Similarly, on 21 May 2020 and after much speculation, Ilias Kasidiaris an MP of Golden Dawn for eight consecutive years, from 2012 to 2019, announced his resignation via YouTube, and the creation of a new party led by himself, under the name Greeks for the Fatherland. However, he was arrested in October 2020 right after the announcement of his conviction.

In May 2021, the Greek Parliament voted to impose partial bans on all convicted members of Golden Dawn, including Ilias Kasidiaris, which stripped them of some political rights.

As of 2022, Kasidiaris remains in prison and maintains his right to be elected as party member, but is not allowed to stand for leader of a party. Former Golden Dawn MP Konstantinos Barbarousis, who is also serving his prison sentence, and former Golden Dawn MEP Lampros Fountoulis have joined the party.
Ioannis Malandris, former general secretary and many other former members of the "Patriotic Radical Union" party joined Kasidiaris party in 2022.

In December 2022, the joint descent to the 2023 elections with the National Front and LEPEN was announced.

In March 2023, the cooperation with EAN of the former deputy prosecutor Anastasios Kanellopoulos was announced, who took over as head of the National Party – Greeks in the position of the political Council of the party.

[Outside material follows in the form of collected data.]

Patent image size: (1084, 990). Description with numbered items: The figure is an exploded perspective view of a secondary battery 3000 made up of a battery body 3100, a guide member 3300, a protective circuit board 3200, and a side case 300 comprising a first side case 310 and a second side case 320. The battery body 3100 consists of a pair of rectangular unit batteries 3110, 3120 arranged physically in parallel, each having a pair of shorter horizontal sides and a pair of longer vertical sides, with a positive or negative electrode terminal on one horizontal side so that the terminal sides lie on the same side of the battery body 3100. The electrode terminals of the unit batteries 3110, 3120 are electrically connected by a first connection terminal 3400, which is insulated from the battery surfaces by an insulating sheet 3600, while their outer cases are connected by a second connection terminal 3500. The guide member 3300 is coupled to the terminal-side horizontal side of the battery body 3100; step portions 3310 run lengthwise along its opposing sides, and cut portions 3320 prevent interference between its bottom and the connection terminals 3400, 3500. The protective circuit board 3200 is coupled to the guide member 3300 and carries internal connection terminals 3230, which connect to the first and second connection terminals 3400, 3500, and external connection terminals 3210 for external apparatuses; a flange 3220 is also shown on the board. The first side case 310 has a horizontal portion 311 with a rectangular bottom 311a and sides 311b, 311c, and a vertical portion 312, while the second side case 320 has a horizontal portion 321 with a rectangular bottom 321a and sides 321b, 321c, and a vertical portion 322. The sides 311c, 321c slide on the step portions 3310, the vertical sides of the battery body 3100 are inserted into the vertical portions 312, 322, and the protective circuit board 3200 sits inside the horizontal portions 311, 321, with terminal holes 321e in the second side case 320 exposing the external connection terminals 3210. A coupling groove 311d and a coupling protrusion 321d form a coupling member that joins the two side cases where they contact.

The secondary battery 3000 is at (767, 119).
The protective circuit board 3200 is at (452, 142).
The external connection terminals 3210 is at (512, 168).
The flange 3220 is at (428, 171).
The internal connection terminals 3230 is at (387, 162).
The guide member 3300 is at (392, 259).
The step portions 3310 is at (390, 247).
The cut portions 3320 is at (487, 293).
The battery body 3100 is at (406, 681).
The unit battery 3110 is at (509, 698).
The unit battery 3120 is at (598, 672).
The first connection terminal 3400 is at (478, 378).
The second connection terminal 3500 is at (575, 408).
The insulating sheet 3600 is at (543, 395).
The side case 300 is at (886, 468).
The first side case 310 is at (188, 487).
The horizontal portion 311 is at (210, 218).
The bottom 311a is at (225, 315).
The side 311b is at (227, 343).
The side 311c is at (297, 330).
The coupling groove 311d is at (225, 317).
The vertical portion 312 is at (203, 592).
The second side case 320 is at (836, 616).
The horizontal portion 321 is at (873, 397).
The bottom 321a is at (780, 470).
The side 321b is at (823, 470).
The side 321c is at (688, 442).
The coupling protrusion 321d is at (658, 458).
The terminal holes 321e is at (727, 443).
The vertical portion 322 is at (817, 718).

On 1 April 2023, it was announced that the cooperation of the National Front with the National Party would end due to the ban on Ilias Kasidiaris stepping down as president.

Following the exclusion of the National Party from both the May and June 2023 elections, Kasidiaris announced its "full support" for the Spartans political party. The Spartans party won 12 seats in the elections. In his first public statement after the election, Stigkas openly thanked Kasidiaris for "[being] the fuel that has propelled us to [entering parliament]".

== Ideology ==
In its official website, the party states it aims at reverting the demographic decline, develop the Greek national economy and that it favors anti-immigration. The original logo was heavily inspired by the League from Italy replacing the Monument to the Warrior of Legnano with a statue of Leonidas I.

The party has not openly embraced neo-Nazism and Kasidiaris' statement in 2020 rejected Nazism. However, being an offspring of Golden Dawn, the party appears to share similar views with its core ideology, mainly in terms of ultra-nationalism, anti-immigration, Islamophobia and rejection of globalization. As a consequence, its political ideology is being questioned in relation to the past events and recent split from Golden Dawn and some academics, Greek and International media have described Greeks for the Fatherland as extremist and far-right. The party is person-centric with Ilias Kasidiaris being the leading voice.

A member of Greeks of the Fatherland is associated with the fringe antivax group Thematofylakes tou Syntagmatos (Greek: Θεματοφύλακες του Συντάγματος). He was among a group of Thematofylakes tou Syntagmatos members that were arrested for insurrection, violence against public workers, and the kidnapping of a school headmaster in Pieria. Some youth neo-Nazi groups in Central Greece have also been linked to Greeks for the Fatherland in late 2021 after their involvement in violent student protests.

== 2023 election ban ==
In January 2023, efforts began by the Greek Government to ban Kasidiaris' party from running in the 2023 elections. On 8 February 2023, an amendment was nominated by the Plenary of the Hellenic Parliament, which puts a brake on the descent of Ilias Kasidiaris in the 2023 elections, but also on other political figures whose leaders have been convicted of criminal acts. The party was banned from running in the election by the Areios Pagos on 2 May 2023.